I walked back into the church to ask someone to either give us a ride or call the taxi company for me, when Stef came rushing towards me, asking me where Kelsey had gone. She was watching Mia, and thought that I was watching Kelsey. I checked in all the rooms at the church, but couldn't find her. I, along with ten other people, rushed outside and started looking in different directions throughout the neighborhood, calling out Kelsey's name. I was overwhelmed with the thought of losing Kelsey, so my calls for her got frantic. Walking with me was a mentally disabled man from church who meant well but kept parroting everything I said in his Japanese-English accent, causing my stress level to go through the roof.

At this point, I began to fear the worst. I continued to shout Kelsey's name as I wandered through the streets, checking the 5 foot-deep drainage canals that surrounded the roads in hopes that I wouldn't find her. Even though Japan is a safe place, there's no place on Earth where every single person can be trusted. The thought of someone taking her terrified me. All I could do is pray that she was all right.

I made my way back to the chapel to see if anybody had seen her, and one of the ladies waved and gave me a thumbs-up sign. Kelsey had gone into the sacrament room hid herself inside the pulpit. I couldn't be upset at her—she's just a kid, and she didn't understand the consequences of hiding. Nevertheless, it took me a good hour or so to get my emotions under control, and I was quite short with everybody as they asked if I was able to call the taxi. I vented my frustration about the taxi debacle and walked away from everybody, not really wanting any human contact. I won't even try to justify my behavior at that point. I know I was wrong.

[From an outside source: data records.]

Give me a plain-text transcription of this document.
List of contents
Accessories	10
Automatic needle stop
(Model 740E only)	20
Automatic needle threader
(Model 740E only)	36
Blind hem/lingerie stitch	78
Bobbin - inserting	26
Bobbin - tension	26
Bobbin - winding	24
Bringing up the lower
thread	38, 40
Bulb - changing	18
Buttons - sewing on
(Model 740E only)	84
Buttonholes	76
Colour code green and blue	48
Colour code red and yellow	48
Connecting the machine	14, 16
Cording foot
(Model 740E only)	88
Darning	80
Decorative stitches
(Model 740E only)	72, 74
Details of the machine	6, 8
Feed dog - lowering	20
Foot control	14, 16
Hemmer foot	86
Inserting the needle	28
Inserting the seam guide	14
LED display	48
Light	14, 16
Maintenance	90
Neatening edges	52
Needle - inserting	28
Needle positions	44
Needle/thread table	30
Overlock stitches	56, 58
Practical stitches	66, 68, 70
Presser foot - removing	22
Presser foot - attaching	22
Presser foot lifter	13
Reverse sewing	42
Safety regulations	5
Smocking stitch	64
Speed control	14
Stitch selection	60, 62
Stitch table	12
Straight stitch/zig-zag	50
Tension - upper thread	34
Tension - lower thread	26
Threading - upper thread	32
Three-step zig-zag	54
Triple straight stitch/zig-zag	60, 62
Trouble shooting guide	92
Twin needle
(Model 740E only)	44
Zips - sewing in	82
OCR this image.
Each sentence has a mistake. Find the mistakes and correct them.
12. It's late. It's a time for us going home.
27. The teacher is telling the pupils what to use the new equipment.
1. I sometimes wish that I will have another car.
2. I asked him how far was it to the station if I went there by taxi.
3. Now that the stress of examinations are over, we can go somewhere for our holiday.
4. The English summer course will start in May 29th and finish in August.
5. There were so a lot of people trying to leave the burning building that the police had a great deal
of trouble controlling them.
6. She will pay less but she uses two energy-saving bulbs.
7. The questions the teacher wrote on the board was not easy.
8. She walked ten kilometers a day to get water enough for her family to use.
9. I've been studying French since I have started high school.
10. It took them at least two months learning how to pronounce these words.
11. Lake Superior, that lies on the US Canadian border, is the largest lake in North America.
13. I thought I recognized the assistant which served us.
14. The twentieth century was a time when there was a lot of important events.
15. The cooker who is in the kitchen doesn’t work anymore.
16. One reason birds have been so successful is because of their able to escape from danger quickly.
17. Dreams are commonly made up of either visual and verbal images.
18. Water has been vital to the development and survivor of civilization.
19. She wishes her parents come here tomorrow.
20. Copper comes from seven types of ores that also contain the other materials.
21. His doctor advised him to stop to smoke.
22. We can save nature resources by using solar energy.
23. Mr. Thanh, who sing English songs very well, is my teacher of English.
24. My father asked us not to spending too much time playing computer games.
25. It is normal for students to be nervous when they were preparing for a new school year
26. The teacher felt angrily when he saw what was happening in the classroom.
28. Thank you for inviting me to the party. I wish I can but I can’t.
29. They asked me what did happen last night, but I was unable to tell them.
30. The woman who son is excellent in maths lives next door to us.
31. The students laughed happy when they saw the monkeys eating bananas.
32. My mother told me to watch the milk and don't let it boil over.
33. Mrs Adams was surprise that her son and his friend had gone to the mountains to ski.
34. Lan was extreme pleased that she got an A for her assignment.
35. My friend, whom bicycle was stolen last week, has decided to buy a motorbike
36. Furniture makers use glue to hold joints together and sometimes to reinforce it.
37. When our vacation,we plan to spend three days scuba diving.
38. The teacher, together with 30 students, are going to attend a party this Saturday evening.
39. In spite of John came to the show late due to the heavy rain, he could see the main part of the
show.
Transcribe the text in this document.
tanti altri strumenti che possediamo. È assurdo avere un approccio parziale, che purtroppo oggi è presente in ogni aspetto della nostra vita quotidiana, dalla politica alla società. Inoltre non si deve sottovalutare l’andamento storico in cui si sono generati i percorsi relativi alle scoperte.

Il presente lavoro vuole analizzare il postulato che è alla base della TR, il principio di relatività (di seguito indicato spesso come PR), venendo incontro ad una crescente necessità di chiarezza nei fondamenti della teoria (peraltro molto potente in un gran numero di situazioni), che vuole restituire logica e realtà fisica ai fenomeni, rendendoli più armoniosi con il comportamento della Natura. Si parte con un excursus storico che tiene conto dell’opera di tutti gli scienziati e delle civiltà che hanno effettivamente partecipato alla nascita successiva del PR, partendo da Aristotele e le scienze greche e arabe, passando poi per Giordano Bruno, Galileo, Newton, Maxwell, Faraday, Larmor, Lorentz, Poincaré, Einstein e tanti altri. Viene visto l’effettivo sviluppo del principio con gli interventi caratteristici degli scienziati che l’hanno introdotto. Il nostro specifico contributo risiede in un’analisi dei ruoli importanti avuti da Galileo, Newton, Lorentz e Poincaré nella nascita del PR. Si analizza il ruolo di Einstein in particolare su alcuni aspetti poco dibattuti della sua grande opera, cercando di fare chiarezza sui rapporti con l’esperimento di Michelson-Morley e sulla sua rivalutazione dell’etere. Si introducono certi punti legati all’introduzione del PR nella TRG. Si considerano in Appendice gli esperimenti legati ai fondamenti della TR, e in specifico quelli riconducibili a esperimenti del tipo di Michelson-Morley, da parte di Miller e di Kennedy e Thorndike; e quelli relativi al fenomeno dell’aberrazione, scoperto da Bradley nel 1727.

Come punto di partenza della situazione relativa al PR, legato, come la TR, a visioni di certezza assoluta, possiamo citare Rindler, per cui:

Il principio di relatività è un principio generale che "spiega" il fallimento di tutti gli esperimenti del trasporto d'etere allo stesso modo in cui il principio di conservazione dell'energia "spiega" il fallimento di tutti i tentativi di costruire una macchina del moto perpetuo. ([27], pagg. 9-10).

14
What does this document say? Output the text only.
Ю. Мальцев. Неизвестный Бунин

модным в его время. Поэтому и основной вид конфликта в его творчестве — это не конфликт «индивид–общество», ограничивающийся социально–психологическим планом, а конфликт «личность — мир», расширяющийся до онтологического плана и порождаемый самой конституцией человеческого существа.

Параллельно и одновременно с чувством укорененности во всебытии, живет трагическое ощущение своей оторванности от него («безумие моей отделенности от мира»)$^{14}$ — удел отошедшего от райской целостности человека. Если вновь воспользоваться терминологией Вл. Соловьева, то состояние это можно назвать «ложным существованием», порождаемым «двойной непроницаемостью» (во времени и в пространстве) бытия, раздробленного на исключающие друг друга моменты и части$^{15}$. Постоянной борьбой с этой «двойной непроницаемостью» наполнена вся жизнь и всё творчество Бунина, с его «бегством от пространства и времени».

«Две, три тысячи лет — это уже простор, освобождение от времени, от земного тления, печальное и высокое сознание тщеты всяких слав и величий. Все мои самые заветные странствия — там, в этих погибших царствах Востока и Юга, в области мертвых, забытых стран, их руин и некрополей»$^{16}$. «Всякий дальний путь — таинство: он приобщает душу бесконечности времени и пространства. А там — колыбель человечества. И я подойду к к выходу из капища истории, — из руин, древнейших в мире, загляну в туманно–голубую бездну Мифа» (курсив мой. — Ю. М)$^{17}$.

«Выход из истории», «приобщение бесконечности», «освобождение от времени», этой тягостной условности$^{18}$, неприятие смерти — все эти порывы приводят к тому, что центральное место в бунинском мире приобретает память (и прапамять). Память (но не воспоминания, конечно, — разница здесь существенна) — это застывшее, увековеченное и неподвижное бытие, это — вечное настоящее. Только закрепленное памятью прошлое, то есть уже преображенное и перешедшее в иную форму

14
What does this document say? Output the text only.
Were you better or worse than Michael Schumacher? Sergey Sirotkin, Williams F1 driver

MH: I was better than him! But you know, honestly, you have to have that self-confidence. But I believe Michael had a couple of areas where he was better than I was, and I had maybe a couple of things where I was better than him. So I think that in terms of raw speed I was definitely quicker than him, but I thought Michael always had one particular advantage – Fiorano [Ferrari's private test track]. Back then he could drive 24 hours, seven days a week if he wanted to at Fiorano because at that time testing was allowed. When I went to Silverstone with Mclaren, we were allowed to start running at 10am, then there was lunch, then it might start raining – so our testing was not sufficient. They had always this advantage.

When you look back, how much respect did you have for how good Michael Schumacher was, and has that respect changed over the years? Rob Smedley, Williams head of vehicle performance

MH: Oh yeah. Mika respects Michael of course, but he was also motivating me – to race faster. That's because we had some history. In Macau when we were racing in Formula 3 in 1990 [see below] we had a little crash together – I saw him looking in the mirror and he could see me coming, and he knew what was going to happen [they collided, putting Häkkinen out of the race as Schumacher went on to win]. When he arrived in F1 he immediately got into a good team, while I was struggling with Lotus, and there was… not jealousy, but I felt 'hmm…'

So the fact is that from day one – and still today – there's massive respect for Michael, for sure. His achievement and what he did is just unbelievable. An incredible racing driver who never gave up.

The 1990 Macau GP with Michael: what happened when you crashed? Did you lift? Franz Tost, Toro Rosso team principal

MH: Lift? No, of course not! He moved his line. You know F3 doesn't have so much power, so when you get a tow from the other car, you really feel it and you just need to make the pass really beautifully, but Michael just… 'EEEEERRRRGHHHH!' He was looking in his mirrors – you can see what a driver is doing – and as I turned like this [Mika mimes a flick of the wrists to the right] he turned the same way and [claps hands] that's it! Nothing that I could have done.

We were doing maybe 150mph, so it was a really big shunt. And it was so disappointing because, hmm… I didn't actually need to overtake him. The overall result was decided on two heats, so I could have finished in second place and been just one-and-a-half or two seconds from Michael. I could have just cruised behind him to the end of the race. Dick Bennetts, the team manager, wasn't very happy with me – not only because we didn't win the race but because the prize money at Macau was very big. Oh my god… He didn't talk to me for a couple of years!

I'm glad Kelsey was all right. I've resolved to pay closer attention to her at church and in public. We often let her wander around some stores as long as she's within sight, since she's so active and it's basically impossible to match her energy. Kelsey's a good girl; she gets a bit difficult when she's tired or hungry, but who doesn't? She's a sweet girl that likes to play, help, love, and be loved. She's also not even three years old, so we can't expect her to behave like an adult. She just wants to go outside—to go on walks with Mommy or Daddy. It doesn't matter where—the park, the cats around the corner, Han-pock fabrics—she just wants to get out. And there's nothing wrong with that.